As the recession continues more people who have been able to hold off a bankruptcy are finding themselves with no other option but to file. Just this last March 149,268 bankruptcies were filed in the United States. According the American Bankruptcy Institute the filings represented a 34 percent increase from February.
Similarly, foreclosure rates have increased during the first quarter of this year. Realty Trac recently reported that more than 900,000 homes of 1 out of every 138 homes in the country has received a foreclosure related notice. In Arizona, the Associated Press has reported that 1 in every 49 homes has received a foreclosure related notice during the quarter.
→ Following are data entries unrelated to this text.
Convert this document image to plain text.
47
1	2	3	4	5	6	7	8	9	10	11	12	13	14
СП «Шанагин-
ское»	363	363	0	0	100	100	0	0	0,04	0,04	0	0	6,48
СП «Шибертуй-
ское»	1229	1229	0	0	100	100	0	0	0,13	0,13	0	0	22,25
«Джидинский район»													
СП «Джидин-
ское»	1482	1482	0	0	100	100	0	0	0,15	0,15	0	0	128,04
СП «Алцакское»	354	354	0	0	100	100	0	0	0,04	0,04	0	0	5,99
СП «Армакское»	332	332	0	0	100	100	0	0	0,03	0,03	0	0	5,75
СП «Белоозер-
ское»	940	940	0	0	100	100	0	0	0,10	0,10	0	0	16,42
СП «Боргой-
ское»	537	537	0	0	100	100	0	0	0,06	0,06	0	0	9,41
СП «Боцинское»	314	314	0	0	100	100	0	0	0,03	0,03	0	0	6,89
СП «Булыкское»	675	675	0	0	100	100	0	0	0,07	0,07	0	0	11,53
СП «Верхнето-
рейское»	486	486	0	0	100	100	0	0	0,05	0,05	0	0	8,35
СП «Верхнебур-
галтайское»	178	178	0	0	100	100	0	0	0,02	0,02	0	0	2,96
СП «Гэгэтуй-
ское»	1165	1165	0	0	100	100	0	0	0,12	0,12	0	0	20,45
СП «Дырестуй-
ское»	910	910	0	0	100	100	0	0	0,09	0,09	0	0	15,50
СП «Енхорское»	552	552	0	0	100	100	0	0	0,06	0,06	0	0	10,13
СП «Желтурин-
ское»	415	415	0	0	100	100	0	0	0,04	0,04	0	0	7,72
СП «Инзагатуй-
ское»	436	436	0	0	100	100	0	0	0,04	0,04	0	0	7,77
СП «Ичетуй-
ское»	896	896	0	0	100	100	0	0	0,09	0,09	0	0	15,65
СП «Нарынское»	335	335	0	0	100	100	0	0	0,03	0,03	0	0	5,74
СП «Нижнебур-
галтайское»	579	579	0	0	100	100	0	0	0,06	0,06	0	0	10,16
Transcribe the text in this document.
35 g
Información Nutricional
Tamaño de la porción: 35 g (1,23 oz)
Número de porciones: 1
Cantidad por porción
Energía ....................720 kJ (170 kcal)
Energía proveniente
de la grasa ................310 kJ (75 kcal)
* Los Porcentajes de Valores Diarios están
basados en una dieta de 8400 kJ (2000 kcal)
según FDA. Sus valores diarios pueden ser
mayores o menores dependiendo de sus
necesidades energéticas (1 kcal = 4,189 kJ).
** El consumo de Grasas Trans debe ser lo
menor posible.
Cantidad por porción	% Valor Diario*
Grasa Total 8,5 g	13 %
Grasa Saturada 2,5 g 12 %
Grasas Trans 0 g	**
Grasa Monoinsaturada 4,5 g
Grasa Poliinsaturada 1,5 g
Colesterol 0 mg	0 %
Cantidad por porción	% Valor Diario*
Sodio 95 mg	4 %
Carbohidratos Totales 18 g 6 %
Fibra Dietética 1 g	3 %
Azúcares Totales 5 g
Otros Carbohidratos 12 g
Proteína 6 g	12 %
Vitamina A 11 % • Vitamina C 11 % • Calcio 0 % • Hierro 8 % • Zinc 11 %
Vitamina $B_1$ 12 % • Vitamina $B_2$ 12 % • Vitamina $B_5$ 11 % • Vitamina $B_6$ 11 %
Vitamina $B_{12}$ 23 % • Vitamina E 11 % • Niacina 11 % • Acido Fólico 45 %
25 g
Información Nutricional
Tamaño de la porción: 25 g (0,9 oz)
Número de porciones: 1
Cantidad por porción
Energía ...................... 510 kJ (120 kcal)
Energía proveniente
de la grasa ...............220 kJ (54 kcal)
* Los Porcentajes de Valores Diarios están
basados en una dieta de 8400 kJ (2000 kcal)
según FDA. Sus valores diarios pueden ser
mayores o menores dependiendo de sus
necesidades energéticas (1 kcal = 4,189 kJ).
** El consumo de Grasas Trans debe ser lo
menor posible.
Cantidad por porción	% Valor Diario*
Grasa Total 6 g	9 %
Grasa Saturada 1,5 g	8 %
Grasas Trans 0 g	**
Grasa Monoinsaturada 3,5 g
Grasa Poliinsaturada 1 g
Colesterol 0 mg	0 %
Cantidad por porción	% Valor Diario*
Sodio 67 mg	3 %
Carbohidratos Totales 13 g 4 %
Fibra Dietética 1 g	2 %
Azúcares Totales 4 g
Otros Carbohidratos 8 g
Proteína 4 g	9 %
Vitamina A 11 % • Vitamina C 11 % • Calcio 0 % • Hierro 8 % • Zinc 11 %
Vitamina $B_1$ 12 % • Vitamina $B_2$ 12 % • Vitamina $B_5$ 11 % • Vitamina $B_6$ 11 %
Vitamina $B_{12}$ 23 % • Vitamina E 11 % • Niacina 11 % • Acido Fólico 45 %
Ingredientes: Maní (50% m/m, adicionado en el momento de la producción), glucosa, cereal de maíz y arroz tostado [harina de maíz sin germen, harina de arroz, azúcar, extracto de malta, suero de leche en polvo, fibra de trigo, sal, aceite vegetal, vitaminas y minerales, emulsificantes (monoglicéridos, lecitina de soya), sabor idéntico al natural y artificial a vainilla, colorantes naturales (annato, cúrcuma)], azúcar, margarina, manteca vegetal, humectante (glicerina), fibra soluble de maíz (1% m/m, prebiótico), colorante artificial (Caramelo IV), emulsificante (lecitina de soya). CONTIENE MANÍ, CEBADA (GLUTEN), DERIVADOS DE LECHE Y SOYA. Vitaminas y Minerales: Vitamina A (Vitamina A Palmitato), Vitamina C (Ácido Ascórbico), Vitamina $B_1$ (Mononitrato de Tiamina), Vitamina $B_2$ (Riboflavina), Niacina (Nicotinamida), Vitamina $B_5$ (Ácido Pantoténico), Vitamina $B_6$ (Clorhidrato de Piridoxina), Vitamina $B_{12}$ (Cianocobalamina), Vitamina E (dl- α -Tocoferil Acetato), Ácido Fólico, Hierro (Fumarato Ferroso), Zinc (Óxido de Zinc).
These trends are often times because people do not know that there are laws and programs available that can help them keep their homes or even allow them to remove second and third mortgage payments. Bankruptcy and the Federal Government’s modification programs can work hand in hand to make life manageable again.
Arizona Bankruptcy Courts are part of the 9th Circuit Federal Courts. Some individuals within the 9th Circuit recently found how bankruptcy and a loan modification can go hand in hand. Their story might sound familiar to those attempting a modification on their own. The individuals had initiated loan modification negotiations with Wells Fargo months before they eventually filed for bankruptcy. Bankruptcy laws do not allow a bank to foreclose or sell someone’s home while they are in bankruptcy without first getting the Court’s permission.
During the modification negotiations the lender directed them to stop making their payments. When they did stop the Bank had an attorney try and get the Court’s permission to foreclose because they had failed to make payments. Outside of the bankruptcy they may have been able to foreclose but now they first had to get the Court’s permission. The Court set a hearing where both sides were heard and the Court decided not to allow the foreclosure to happen but wanted the Bank to follow up with the Loan Modification and let the Court know what was happening. The hearing was set 2 months later. The bank didn’t have answers then either. The judge reset the hearing again for 6 weeks later , then finally for 6 months later. The Court stated “Nearly one year after it began the process Wells Fargo was still having difficulty determining whether it had a completed loan modification application upon which it could act.” In re, 20 CBN 594 (Bankr. E.D. Cal. 2010) During this time the individuals stayed in their home free from the worry that it would be foreclosed upon at anytime because of the bankruptcy laws. Again, they may have lost the home had they not been in a bankruptcy which did not allow the bank to foreclose.
Many banks are doing their best to assist those who qualify for a loan modification. But many banks are large and it is difficult for them to make changes that work with new laws or, in this case modification programs. Loan Modification are not new but the extent to which they are now being utilized is unprecedented. Federal Programs provide specific requirements that may allow you to keep your home and reduce payments to something more manageable. If for some reason you don’t qualify now, a bankruptcy may be of help and may stop foreclosures while working with a bank.
For many people, bankruptcy is not the best option, for others modifications may not be the best option either but for some one or both might help them get on top of their finances and allow them to stay in their home. What is most important it that people know their options and know how current laws and programs can be a tool they use to reign in finances during this difficult time.